L’angolo dei professionisti, 4 domande ai professionisti del palcoscenico: Mario Pirovano

Intervista pubblicata il 13 settembre 2015

Queste le risposte di MARIO PIROVANO, attore, traduttore e grande interprete delle opere di Dario Fo.

IL  TEATRO UNISCE TUTTI QUELLI CHE LO FANNO, SIA COME PROFESSIONE CHE COME HOBBY. LEI È D’ACCORDO?
La mia esperienza è,  che non è affatto così. Anche in questo mestiere, purtroppo, le piccolezze umane hanno il sopravvento. Competizione, arrivismo, voglia di protagonismo, smania di apparire… non consentono di potersi elevare e così avere un rapporto più intenso, più vero e sincero. Al massimo si riesce ad avere un atteggiamento civile e educato, di una rispettosa formalità, che devo sottolineare è già una conquista. Infatti quando si lavora per parecchi mesi assieme, raggiungere anche un situazione di rapporti formali, può essere una soluzione.

COME È INIZIATA LA SUA PASSIONE PER IL TEATRO?
La mia passione per il teatro è iniziata una sera di Maggio del 1983 al Riverside Studios di Londra, dove per la prima volta ho visto Dario Fo e Franca Rame recitare il “Mistero Buffo”.

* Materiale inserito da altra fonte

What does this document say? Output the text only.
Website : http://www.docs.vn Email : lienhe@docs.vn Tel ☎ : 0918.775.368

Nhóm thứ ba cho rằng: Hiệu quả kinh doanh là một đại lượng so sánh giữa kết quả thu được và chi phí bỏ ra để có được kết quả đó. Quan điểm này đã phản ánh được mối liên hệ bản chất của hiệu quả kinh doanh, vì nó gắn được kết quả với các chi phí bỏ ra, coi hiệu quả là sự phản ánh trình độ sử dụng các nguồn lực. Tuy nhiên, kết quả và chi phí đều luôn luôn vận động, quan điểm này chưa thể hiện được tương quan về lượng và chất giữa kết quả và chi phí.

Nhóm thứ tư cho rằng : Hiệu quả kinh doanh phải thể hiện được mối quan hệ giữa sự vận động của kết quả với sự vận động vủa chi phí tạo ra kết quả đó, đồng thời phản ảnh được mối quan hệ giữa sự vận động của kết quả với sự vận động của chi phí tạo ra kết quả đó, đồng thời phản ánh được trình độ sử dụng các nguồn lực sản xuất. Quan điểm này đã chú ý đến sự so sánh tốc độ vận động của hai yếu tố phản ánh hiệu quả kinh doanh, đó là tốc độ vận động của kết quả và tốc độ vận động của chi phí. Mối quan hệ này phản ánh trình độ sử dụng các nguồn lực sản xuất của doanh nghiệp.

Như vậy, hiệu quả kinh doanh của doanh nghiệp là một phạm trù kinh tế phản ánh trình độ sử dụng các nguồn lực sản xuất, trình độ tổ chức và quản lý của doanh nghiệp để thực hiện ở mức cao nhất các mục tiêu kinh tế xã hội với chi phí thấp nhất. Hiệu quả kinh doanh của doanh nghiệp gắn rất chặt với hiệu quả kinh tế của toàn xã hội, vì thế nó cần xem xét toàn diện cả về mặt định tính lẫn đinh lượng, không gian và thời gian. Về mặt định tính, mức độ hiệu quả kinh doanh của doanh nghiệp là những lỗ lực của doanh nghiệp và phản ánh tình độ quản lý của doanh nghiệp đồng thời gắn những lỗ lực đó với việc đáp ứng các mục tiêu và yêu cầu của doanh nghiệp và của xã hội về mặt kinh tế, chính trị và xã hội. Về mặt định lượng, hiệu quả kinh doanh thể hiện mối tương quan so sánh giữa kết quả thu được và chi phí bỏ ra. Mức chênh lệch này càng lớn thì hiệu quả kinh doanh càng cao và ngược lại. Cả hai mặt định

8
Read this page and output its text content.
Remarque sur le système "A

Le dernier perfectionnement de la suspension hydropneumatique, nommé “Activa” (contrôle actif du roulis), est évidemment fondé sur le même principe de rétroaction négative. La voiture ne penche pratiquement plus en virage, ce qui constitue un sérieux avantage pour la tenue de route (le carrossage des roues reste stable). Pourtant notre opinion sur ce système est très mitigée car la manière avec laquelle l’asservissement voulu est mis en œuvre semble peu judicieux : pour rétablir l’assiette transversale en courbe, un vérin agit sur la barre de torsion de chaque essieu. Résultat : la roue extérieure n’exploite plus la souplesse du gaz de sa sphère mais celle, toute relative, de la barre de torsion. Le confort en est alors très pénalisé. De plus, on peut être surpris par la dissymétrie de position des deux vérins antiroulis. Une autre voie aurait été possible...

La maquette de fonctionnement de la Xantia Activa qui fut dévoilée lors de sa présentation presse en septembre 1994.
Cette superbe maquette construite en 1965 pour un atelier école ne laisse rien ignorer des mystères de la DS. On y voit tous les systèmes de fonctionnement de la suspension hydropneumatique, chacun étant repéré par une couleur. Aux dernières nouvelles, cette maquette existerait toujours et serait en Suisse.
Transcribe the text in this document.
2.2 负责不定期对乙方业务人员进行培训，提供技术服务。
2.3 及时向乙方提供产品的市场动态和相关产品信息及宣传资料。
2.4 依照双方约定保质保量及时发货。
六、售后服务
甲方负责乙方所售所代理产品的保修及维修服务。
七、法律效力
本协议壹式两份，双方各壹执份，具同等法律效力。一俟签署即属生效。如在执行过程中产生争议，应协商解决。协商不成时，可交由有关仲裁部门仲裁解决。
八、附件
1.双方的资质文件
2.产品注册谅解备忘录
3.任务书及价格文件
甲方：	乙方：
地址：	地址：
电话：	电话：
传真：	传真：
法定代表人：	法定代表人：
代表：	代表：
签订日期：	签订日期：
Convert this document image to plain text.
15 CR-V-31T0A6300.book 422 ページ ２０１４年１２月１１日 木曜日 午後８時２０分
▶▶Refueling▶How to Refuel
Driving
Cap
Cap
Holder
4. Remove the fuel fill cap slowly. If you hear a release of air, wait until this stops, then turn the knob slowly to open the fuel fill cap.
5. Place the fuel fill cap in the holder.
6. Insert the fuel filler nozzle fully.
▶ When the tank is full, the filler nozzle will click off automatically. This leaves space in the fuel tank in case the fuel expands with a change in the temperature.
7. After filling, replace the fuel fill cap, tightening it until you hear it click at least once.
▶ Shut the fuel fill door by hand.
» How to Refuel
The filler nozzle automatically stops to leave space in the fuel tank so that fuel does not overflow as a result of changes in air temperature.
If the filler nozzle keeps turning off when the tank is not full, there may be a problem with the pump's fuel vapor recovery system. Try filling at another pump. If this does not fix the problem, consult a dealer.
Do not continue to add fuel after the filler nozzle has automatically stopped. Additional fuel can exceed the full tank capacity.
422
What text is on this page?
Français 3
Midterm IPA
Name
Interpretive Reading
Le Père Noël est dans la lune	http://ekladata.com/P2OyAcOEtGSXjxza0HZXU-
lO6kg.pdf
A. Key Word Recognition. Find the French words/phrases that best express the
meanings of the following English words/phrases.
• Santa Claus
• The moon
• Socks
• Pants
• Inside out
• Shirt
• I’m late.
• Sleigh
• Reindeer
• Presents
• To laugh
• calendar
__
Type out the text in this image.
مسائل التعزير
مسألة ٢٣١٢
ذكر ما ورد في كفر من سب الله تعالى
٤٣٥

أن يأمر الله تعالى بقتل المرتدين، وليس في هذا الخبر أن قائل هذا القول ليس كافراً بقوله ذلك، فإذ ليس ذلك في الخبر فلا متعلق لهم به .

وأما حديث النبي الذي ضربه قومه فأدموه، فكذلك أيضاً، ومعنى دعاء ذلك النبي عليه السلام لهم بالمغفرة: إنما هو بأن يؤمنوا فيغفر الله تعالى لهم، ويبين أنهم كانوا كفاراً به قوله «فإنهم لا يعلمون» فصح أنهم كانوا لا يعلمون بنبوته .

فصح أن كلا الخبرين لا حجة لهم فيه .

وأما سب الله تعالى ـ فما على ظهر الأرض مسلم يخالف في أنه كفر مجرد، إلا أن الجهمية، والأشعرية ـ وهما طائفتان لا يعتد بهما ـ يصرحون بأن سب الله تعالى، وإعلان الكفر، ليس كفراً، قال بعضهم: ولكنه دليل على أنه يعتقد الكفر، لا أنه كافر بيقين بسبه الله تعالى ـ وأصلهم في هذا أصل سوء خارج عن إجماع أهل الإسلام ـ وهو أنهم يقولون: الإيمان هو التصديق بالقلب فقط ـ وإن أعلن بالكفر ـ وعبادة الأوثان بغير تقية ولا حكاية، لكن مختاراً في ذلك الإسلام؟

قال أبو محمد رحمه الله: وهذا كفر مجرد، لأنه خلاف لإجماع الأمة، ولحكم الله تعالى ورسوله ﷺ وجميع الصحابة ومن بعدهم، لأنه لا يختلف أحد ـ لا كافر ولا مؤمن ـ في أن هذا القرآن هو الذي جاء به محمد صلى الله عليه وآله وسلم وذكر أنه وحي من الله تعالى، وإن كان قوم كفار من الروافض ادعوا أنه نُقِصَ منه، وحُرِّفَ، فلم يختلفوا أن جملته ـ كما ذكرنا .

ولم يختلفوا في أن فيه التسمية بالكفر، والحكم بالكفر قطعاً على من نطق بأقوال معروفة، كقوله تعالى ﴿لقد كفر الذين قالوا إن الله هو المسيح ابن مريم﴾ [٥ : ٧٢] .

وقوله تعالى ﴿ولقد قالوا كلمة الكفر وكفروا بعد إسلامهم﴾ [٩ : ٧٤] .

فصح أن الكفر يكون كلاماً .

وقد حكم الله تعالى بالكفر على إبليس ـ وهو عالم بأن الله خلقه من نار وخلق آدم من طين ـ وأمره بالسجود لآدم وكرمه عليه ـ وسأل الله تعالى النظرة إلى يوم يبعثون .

COSA NE PENSA DEL TEATRO FATTO DA SEMPLICI APPASSIONATI?
Penso che si possano fare delle cose eccezionali anche con la sola passione,  tuttavia ritengo che da sola non basti; sono importantI anche un grande impegno, uno studio costante, una voglia di ricercare sempre nuove possibilità, sperimentarsi e misurasi con cose sempre diverse. E’ fondamentale, se si ama questo mestiere, frequentare diverse discipline, che possono così completare e arricchire  quello che all’inizio era solo una “passione”.

LE È MAI CAPITATO, DOPO AVER ASSISTITO A UNO SPETTACOLO AMATORIALE,  DI PENSARE: “QUESTI QUI SONO PIÙ BRAVI DI ALCUNI PROFESSIONISTI”?
Sì, innumerevoli volte; ho visto compagnie amatoriali che mi hanno divertito e coinvolto molto di più, di compagnie blasonate e titolate, proprio perché la loro passione era travolgente.